Informazioni generali

Informazioni storiche artistiche sul monumento

Valutazione: ☆☆☆★ ★ 2 stelle

Cronologia

-494: La plebe si ritira sul Monte Sacro (tre miglia fuori Roma sulla destra dell'Aniene), per protesta contro l'oligarchia aristocratica. Si arriverà ad un accordo con l’istituzione dei tribuni della plebe.

549: Durante la guerre gotiche, Totila danneggia i Ponti Nomentano, Salario e Mammolo, interrompendo la viabilità sulla via Nomentana, Salaria e Tiburtina.

Fonte: Procopio

552: Il ponte Nomentano viene riparato dal generale bizantino Narsete, ripristinando la viabilità su Via Nomentana.

22/11/800: Carlo Magno giunge a Roma, con il figlio Carlo e un seguito imponente di vescovi e soldati. Secondo la tradizione, l'incontro con Papa Leone III avviene presso il Ponte Nomentano.

1205: Ponte Nomentano diventa pertinenza della chiesa di San Lorenzo in Lucina.

1433: Il condottiero Niccolò Fortebraccio, insieme ad Antonio da Pontedera, muovendo contro Roma prendono il controllo del ponte Nomentano.

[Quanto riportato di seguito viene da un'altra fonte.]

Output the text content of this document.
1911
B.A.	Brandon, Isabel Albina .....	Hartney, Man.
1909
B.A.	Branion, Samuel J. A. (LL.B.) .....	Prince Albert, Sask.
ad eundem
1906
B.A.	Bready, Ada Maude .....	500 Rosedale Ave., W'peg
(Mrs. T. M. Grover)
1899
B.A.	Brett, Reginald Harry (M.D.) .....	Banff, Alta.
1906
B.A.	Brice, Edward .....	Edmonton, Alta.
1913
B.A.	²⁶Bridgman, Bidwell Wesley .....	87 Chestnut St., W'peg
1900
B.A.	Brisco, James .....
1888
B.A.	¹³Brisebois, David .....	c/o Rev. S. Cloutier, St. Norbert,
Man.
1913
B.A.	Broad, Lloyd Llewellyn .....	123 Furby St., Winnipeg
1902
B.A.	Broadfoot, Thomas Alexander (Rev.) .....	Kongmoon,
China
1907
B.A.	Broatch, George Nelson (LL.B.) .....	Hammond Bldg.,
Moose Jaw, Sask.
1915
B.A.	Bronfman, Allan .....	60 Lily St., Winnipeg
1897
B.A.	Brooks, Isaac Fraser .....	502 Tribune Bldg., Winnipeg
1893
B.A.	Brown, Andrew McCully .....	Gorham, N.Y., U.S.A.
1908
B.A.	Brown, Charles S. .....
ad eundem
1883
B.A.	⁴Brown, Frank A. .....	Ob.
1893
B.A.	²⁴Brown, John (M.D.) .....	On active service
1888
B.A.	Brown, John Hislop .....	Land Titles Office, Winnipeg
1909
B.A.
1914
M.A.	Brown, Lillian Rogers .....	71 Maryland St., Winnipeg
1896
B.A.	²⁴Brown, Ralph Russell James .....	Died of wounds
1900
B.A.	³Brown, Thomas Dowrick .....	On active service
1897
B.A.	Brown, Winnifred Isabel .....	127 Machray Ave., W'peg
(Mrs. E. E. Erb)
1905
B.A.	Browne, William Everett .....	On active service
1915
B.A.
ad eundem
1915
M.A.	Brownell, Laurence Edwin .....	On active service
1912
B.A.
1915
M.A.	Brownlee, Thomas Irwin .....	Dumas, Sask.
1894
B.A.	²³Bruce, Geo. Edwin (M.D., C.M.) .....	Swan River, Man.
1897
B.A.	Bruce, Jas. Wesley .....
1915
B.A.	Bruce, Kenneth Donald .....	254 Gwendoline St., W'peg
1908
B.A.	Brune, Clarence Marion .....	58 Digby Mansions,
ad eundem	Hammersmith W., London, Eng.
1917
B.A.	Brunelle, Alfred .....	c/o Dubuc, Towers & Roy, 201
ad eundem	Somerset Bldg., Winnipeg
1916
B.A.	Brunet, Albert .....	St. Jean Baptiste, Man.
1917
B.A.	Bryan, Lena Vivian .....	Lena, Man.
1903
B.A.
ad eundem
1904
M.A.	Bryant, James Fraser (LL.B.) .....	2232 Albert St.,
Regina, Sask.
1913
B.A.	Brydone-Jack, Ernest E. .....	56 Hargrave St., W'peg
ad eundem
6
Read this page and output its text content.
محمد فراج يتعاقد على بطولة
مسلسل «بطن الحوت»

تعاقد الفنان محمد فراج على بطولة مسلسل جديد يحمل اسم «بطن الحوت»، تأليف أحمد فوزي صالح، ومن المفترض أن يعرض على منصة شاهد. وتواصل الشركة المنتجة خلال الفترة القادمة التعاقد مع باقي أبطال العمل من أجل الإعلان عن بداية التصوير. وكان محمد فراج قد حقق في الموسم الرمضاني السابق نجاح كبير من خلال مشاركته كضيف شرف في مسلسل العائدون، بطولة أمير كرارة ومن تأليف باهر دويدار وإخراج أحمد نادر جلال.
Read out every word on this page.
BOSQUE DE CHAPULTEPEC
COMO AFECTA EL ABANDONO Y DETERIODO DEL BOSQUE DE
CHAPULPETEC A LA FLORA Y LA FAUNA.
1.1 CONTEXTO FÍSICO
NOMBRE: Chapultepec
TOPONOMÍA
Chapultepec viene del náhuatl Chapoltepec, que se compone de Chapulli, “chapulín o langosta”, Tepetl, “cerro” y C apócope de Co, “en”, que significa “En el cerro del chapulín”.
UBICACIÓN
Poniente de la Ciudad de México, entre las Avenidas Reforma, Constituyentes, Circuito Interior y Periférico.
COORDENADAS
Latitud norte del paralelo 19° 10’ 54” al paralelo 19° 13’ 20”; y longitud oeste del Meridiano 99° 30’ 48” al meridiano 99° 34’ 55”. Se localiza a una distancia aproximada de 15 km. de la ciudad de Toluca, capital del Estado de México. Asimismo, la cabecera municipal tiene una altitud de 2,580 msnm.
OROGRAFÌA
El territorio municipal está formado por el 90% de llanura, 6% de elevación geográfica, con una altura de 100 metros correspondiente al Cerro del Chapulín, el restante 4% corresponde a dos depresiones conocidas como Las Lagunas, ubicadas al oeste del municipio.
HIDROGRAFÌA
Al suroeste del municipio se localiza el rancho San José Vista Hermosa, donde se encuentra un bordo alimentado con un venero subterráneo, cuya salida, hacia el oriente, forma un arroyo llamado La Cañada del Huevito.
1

1472: Sisto IV stabilisce che tutti i frutti per il passaggio su ponte Nomentano, siano concessi con la condizione che il ponte stesso venisse restaurato.

10/3/1480: L'abate di Sant'Agnese fuori le mura, Giuliano della Rovere, prende in locazione dal priore del monastero di San Pietro in Vincoli, il pontem Lamentanae.

/3/1485: Diffusa la voce che papa Innocenzo VIII stava per morire, Paolo Orsini, Signore di Mentana, conquista Ponte Nomentano.

28/12/1485: Le truppe del condottiero Roberto da Sanseverino, generale di Innocenzo VIII, sconfiggono quelle di Virginio Orsini e riconquistano Ponte Nomentano.

23/1/1503: Le truppe degli Orsini, insorgono contro papa Alessandro VI e assaltano Ponte Nomentano, saccheggiano il borgo limitrofo.

1/7/1515: Nicolò Lotti affitta il ponte Nomentano a Filippo fu Paolo di Mariano per 60 ducati annui.

1/1/1532: Il cardinale Camerlengo dispone che tutte le porte e i ponti della città siano riuniti sotto il controllo della dogana di Roma.

15/8/1805: Simón Bolívar arriva a Roma. Mentre percorre la Nomentana, nella zona di Monte Sacro, gli viene raccontata la vicenda dei Tribuni della Plebe. Notando analogie con la situazione delle Colonie americane, qui pronuncia il solenne giuramento di liberare i popoli dell’America meridionale oppressi dal dominio spagnolo.

29/6/1849: Le truppe francesi, per ostacolare il passaggio dei patrioti italiani della Repubblica Romana, danneggiano Ponte Mammolo, Nomentano e Salario (interrotto una delle parti degli archi minori per una lunghezza di 15 metri).

1856: Il ponte Nomentano viene riparato, ripristinando la viabilità su Via Nomentana.

1922: Inaugurazione del Ponte Tazio, che sostituisce Ponte Nomentano come punto in cui la Via Nomentana scavalca il fiume Aniene.

1997: Nel timore di lesioni alla struttura, il ponte Nomentano venne chiuso al traffico automobilistico.

28/10/2000: Il Ponte Nomentano riapre ai pedoni dopo i restauri strutturali.